Наступило молчание. Хозяин продолжал читать. Хозяйка задумчиво выводила ложечкой по подносу какие-то узоры из пролитого чаю.
— Холера опять из Турции идет. Народ только пугают, — проговорил сквозь зубы хозяин. — Мало ли какие болезни бывают, не высчитывать же всех. При мнительности черт знает что станешь думать.
— А что, приключений никаких нет? — спросила жена, очнувшись от своего ленивого раздумья.
Хозяин мельком окинул глазами страницу.
— Мальчишка какой-то застрелился, — ответил он, пробегая глазами строки. — Женщина потонула, бросившись с моста в Неву… Нашли в бесчувственном состоянии человека на выборгском тракте, умер по дороге в клинику, знаков насилия на теле не оказалось…
— Ах, это все от пьянства, все от пьянства! — с отвращением проговорила хозяйка. — Вот так-то ваш почтенный братец когда-нибудь умрет где-нибудь под забором. Я до сих пор не могу забыть последней встречи с ним. Ободранный, пьяный, встретился на Невском и еще осмелился назвать меня сестрицей. Я со стыда сгорела. Кругом люди, извозчики, а он называет меня сестрицей!
Хозяин хранил упорное молчание и, по-видимому, весь углубился в чтение газеты. Он не любил, когда говорили о его брате.
— Право, теперь на улицу страшно выйти, — продолжала хозяйка. — Это уже третий раз он меня скандализирует. И помяни ты мое слово, когда-нибудь он нас еще осрамит как-нибудь в нашей собственной квартире или просто обворует.
— Глупости, брат никогда вором не был, — недовольным тоном пробормотал хозяин, еще сильнее углубляясь в чтение газеты.
— Не был, так будет. Пьянство до всего доводит, — возразила хозяйка. — Этому надо положить какой-нибудь конец.
— Э, матушка, что ты говоришь! — совсем раздражительно произнес муж, отхлебывая чай. — Ну, как я положу этому конец? Ведь не можем же мы запретить ему ходить по улицам?
— Выслать его надо из города. Такие люди опасны.
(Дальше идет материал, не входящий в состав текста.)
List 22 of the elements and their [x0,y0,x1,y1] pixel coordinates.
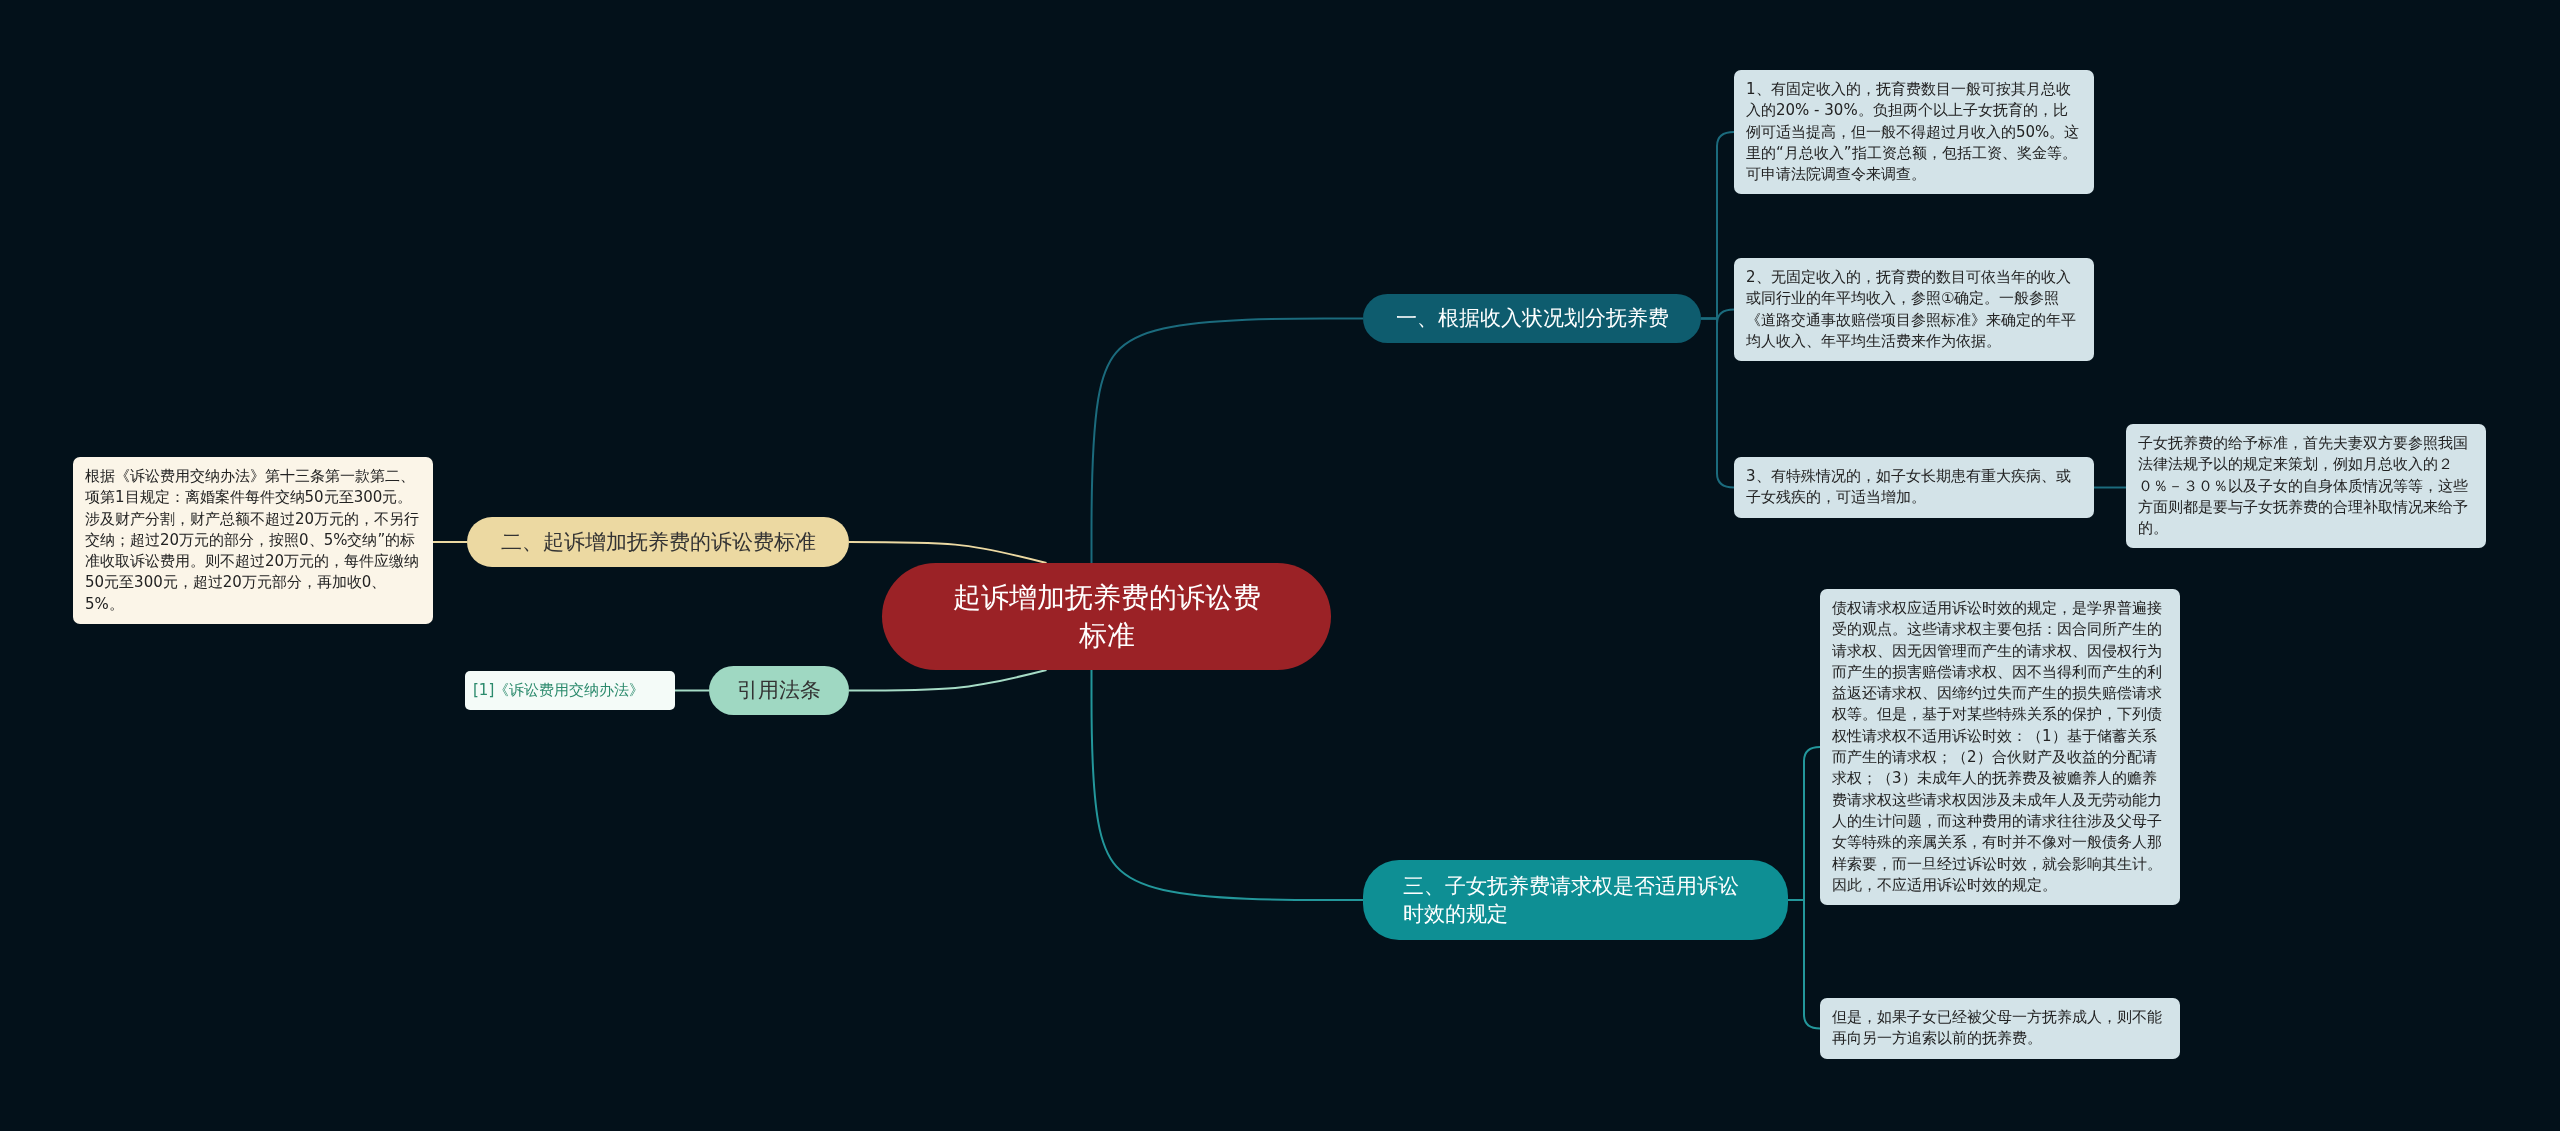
text-card: 但是，如果子女已经被父母一方抚养成人，则不能再向另一方追索以前的抚养费。 [1820,998,2180,1059]
connector-line [848,541,1048,564]
connector-line [1090,669,1364,901]
connector-line [2093,486,2127,489]
text-card: 根据《诉讼费用交纳办法》第十三条第一款第二、项第1目规定：离婚案件每件交纳50元至300元。涉及财产分割，财产总额不超过20万元的，不另行交纳；超过20万元的部分，按照0、5%交纳”的标准收取诉讼费用。则不超过20万元的，每件应缴纳50元至300元，超过20万元部分，再加收0、5%。 [73,457,433,625]
branch-topic: 一、根据收入状况划分抚养费 [1363,294,1701,343]
connector-line [848,669,1048,692]
branch-topic: 二、起诉增加抚养费的诉讼费标准 [467,517,849,567]
text-card: 2、无固定收入的，抚育费的数目可依当年的收入或同行业的年平均收入，参照①确定。一般参照《道路交通事故赔偿项目参照标准》来确定的年平均人收入、年平均生活费来作为依据。 [1734,258,2094,362]
connector-line [432,541,468,543]
text-card: 3、有特殊情况的，如子女长期患有重大疾病、或子女残疾的，可适当增加。 [1734,457,2094,518]
connector-line [1700,317,1735,489]
citation-card: [1]《诉讼费用交纳办法》 [465,671,675,710]
connector-line [674,689,710,692]
branch-topic: 引用法条 [709,666,849,715]
connector-line [1787,899,1821,1030]
text-card: 1、有固定收入的，抚育费数目一般可按其月总收入的20% - 30%。负担两个以上子女抚育的，比例可适当提高，但一般不得超过月收入的50%。这里的“月总收入”指工资总额，包括工资、奖金等。可申请法院调查令来调查。 [1734,70,2094,195]
connector-line [1090,317,1364,564]
branch-topic: 三、子女抚养费请求权是否适用诉讼时效的规定 [1363,860,1788,940]
central-topic: 起诉增加抚养费的诉讼费标准 [882,563,1331,670]
text-card: 子女抚养费的给予标准，首先夫妻双方要参照我国法律法规予以的规定来策划，例如月总收入的２０％－３０％以及子女的自身体质情况等等，这些方面则都是要与子女抚养费的合理补取情况来给予的。 [2126,424,2486,549]
text-card: 债权请求权应适用诉讼时效的规定，是学界普遍接受的观点。这些请求权主要包括：因合同所产生的请求权、因无因管理而产生的请求权、因侵权行为而产生的损害赔偿请求权、因不当得利而产生的利益返还请求权、因缔约过失而产生的损失赔偿请求权等。但是，基于对某些特殊关系的保护，下列债权性请求权不适用诉讼时效：（1）基于储蓄关系而产生的请求权；（2）合伙财产及收益的分配请求权；（3）未成年人的抚养费及被赡养人的赡养费请求权这些请求权因涉及未成年人及无劳动能力人的生计问题，而这种费用的请求往往涉及父母子女等特殊的亲属关系，有时并不像对一般债务人那样索要，而一旦经过诉讼时效，就会影响其生计。因此，不应适用诉讼时效的规定。 [1820,589,2180,906]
— Глупа ты и больше ничего!
— Вы прелестно выражаетесь! И еще при детях! — с едкой иронией заметила жена. — Выслать нельзя какого-нибудь одного пьяницу, когда стольких высылают. Это мило!
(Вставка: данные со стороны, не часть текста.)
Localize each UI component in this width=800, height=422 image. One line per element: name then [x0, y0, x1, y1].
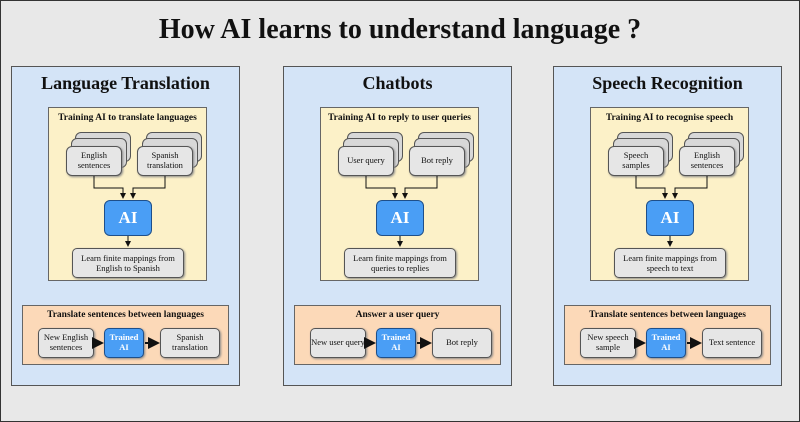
trained-ai-box: Trained AI	[104, 328, 144, 358]
diagram-title: How AI learns to understand language ?	[158, 14, 642, 45]
ai-box: AI	[376, 200, 424, 236]
ai-box: AI	[646, 200, 694, 236]
training-box: Training AI to recognise speech Speech s…	[590, 107, 749, 281]
training-box: Training AI to reply to user queries Use…	[320, 107, 479, 281]
panel-language-translation: Language Translation Training AI to tran…	[11, 66, 240, 386]
usage-box: Answer a user query New user query Train…	[294, 305, 501, 365]
usage-input-box: New speech sample	[580, 328, 636, 358]
usage-title: Translate sentences between languages	[589, 310, 746, 320]
left-card-front: User query	[338, 146, 394, 176]
usage-input-box: New user query	[310, 328, 366, 358]
learn-mappings-box: Learn finite mappings from queries to re…	[344, 248, 456, 278]
trained-ai-box: Trained AI	[376, 328, 416, 358]
learn-mappings-box: Learn finite mappings from speech to tex…	[614, 248, 726, 278]
training-title: Training AI to translate languages	[58, 113, 197, 123]
panel-heading: Chatbots	[362, 73, 433, 93]
usage-title: Translate sentences between languages	[47, 310, 204, 320]
usage-output-box: Spanish translation	[160, 328, 220, 358]
trained-ai-box: Trained AI	[646, 328, 686, 358]
right-card-front: English sentences	[679, 146, 735, 176]
learn-mappings-box: Learn finite mappings from English to Sp…	[72, 248, 184, 278]
usage-box: Translate sentences between languages Ne…	[22, 305, 229, 365]
left-card-front: Speech samples	[608, 146, 664, 176]
right-card-front: Spanish translation	[137, 146, 193, 176]
ai-box: AI	[104, 200, 152, 236]
left-card-front: English sentences	[66, 146, 122, 176]
right-card-front: Bot reply	[409, 146, 465, 176]
panel-heading: Language Translation	[41, 73, 210, 93]
usage-box: Translate sentences between languages Ne…	[564, 305, 771, 365]
usage-input-box: New English sentences	[38, 328, 94, 358]
panel-heading: Speech Recognition	[592, 73, 743, 93]
training-title: Training AI to reply to user queries	[327, 113, 472, 123]
panel-chatbots: Chatbots Training AI to reply to user qu…	[283, 66, 512, 386]
training-title: Training AI to recognise speech	[605, 113, 734, 123]
panel-speech-recognition: Speech Recognition Training AI to recogn…	[553, 66, 782, 386]
usage-output-box: Bot reply	[432, 328, 492, 358]
usage-title: Answer a user query	[355, 310, 440, 320]
training-box: Training AI to translate languages Engli…	[48, 107, 207, 281]
usage-output-box: Text sentence	[702, 328, 762, 358]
На несколько минут воцарилось полнейшее молчание. Наконец хозяйка заговорила снова:
— Я, право, была бы рада, чтобы ты сам встретил его. Тогда я посмотрела бы, что ты запел бы. Ведь я говорю тебе, что я просто со стыда не знала, куда деваться, смотря на его лицо, на его одежду. Да еще вдобавок этот-то, наш фанфарон, растерялся, стоит перед ним, как рак красный, и шарит в своем кармане. Я ему и глазами мигаю, и за рукав его дергаю, чтобы он скорее шел, а он стоит и роется в портмоне. Слышу, говорит: «Извините, дядюшка, вот все, что могу». Каково тебе покажется: «дядюшка!» На Невском проспекте публично говорит: «дядюшка!» И это при мне-то! Хорош дядюшка! Просто скандал, скандал!
Хозяин нахмурил брови.
— Что же тут дурного? — сквозь зубы пробормотал он.
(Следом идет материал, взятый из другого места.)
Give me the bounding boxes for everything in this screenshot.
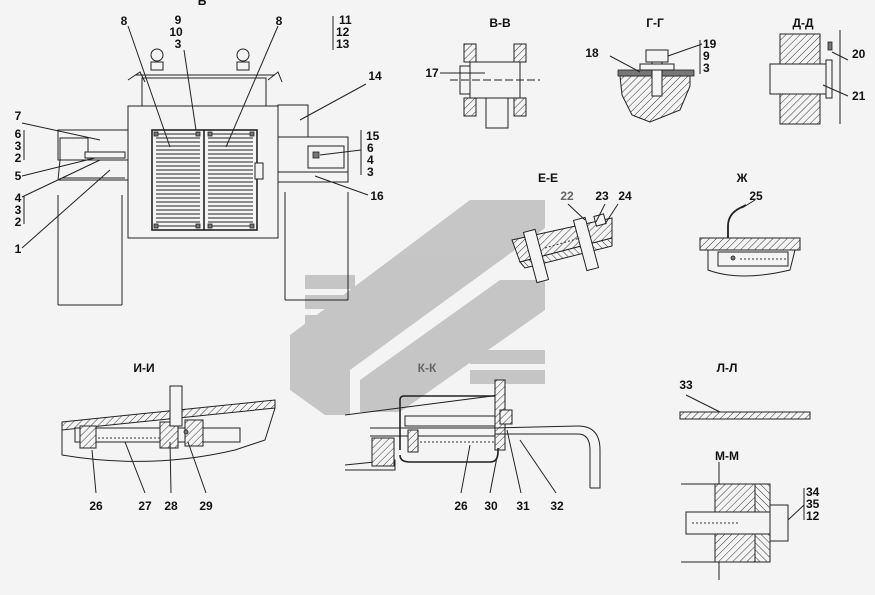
callout-2-left-2: 2 bbox=[15, 215, 22, 229]
callout-9-g: 9 bbox=[703, 49, 710, 63]
callout-31: 31 bbox=[516, 499, 530, 513]
section-label-e-e: Е-Е bbox=[538, 171, 558, 185]
callout-4-left: 4 bbox=[15, 191, 22, 205]
callout-20: 20 bbox=[852, 47, 866, 61]
callout-2-left: 2 bbox=[15, 151, 22, 165]
callout-6-right: 6 bbox=[367, 141, 374, 155]
section-g-g bbox=[609, 40, 703, 123]
callout-9: 9 bbox=[175, 13, 182, 27]
callout-11: 11 bbox=[339, 13, 352, 27]
callout-numbers: 8 9 10 3 8 11 12 13 14 7 6 3 2 5 4 3 2 1… bbox=[15, 13, 866, 523]
grille-lines-left bbox=[156, 133, 200, 227]
callout-21: 21 bbox=[852, 89, 866, 103]
callout-5: 5 bbox=[15, 169, 22, 183]
callout-3-left: 3 bbox=[15, 139, 22, 153]
callout-30: 30 bbox=[484, 499, 498, 513]
callout-26b: 26 bbox=[454, 499, 468, 513]
callout-33: 33 bbox=[679, 378, 693, 392]
callout-25: 25 bbox=[749, 189, 763, 203]
callout-26a: 26 bbox=[89, 499, 103, 513]
section-l-l bbox=[679, 394, 811, 420]
callout-28: 28 bbox=[164, 499, 178, 513]
callout-34: 34 bbox=[806, 485, 820, 499]
callout-8a: 8 bbox=[121, 14, 128, 28]
callout-3-right: 3 bbox=[367, 165, 374, 179]
section-e-e bbox=[511, 203, 619, 284]
section-zh bbox=[699, 199, 801, 277]
section-i-i bbox=[61, 385, 276, 494]
callout-23: 23 bbox=[595, 189, 609, 203]
section-label-k-k: К-К bbox=[418, 361, 437, 375]
main-leaders bbox=[21, 16, 369, 249]
callout-35: 35 bbox=[806, 497, 820, 511]
grille-lines-right bbox=[208, 133, 253, 227]
section-label-zh: Ж bbox=[736, 171, 748, 185]
section-v-v bbox=[440, 43, 540, 129]
callout-1: 1 bbox=[15, 242, 22, 256]
watermark-logo bbox=[290, 200, 545, 415]
callout-12: 12 bbox=[336, 25, 350, 39]
callout-13: 13 bbox=[336, 37, 350, 51]
callout-17: 17 bbox=[425, 66, 439, 80]
callout-24: 24 bbox=[618, 189, 632, 203]
callout-3-top: 3 bbox=[175, 37, 182, 51]
callout-6-left: 6 bbox=[15, 127, 22, 141]
section-m-m bbox=[681, 462, 805, 580]
callout-15: 15 bbox=[366, 129, 380, 143]
section-label-v-v: В-В bbox=[489, 16, 511, 30]
callout-14: 14 bbox=[368, 69, 382, 83]
section-label-i-i: И-И bbox=[133, 361, 154, 375]
callout-10: 10 bbox=[169, 25, 183, 39]
callout-3-g: 3 bbox=[703, 61, 710, 75]
callout-8b: 8 bbox=[276, 14, 283, 28]
callout-27: 27 bbox=[138, 499, 152, 513]
callout-22: 22 bbox=[560, 189, 574, 203]
section-label-l-l: Л-Л bbox=[717, 361, 738, 375]
callout-12-m: 12 bbox=[806, 509, 820, 523]
callout-19: 19 bbox=[703, 37, 717, 51]
view-label-b: Б bbox=[198, 0, 207, 8]
section-k-k bbox=[344, 379, 601, 494]
section-label-m-m: М-М bbox=[715, 449, 739, 463]
section-d-d bbox=[769, 30, 849, 125]
callout-4-right: 4 bbox=[367, 153, 374, 167]
callout-16: 16 bbox=[370, 189, 384, 203]
section-label-g-g: Г-Г bbox=[646, 16, 664, 30]
callout-18: 18 bbox=[585, 46, 599, 60]
callout-7: 7 bbox=[15, 109, 22, 123]
callout-3-left-2: 3 bbox=[15, 203, 22, 217]
callout-32: 32 bbox=[550, 499, 564, 513]
callout-29: 29 bbox=[199, 499, 213, 513]
section-titles: Б В-В Г-Г Д-Д Е-Е Ж И-И К-К Л-Л М-М bbox=[133, 0, 814, 463]
section-label-d-d: Д-Д bbox=[792, 16, 814, 30]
— Как что дурного? — горячо заговорила жена. — Мать скандализировать, по-вашему, не дурно? Якшаться с пьяницами не дурно? Это прелестно! А все отчего происходит? От того, что учиться не учится, а добродетели свои выказывать хочет. Вероятно, по стопам дядюшки желает идти. Волю взял!
Отец оставил газету и обратил строгие глаза на старшего сына. Его задели за больное место, он был раздражен: толками о брате, ему нужно было излить свой гнев. Сын еще ближе, еще пристальнее приник к книге и, казалось, не дышал, чуя приближение бури. Он, по-видимому, не слышал ни рассказа матери, ни замечания отца; только яркий румянец, внезапно разлившийся по его лицу, как-то странно противоречил его безмятежному занятию чтением.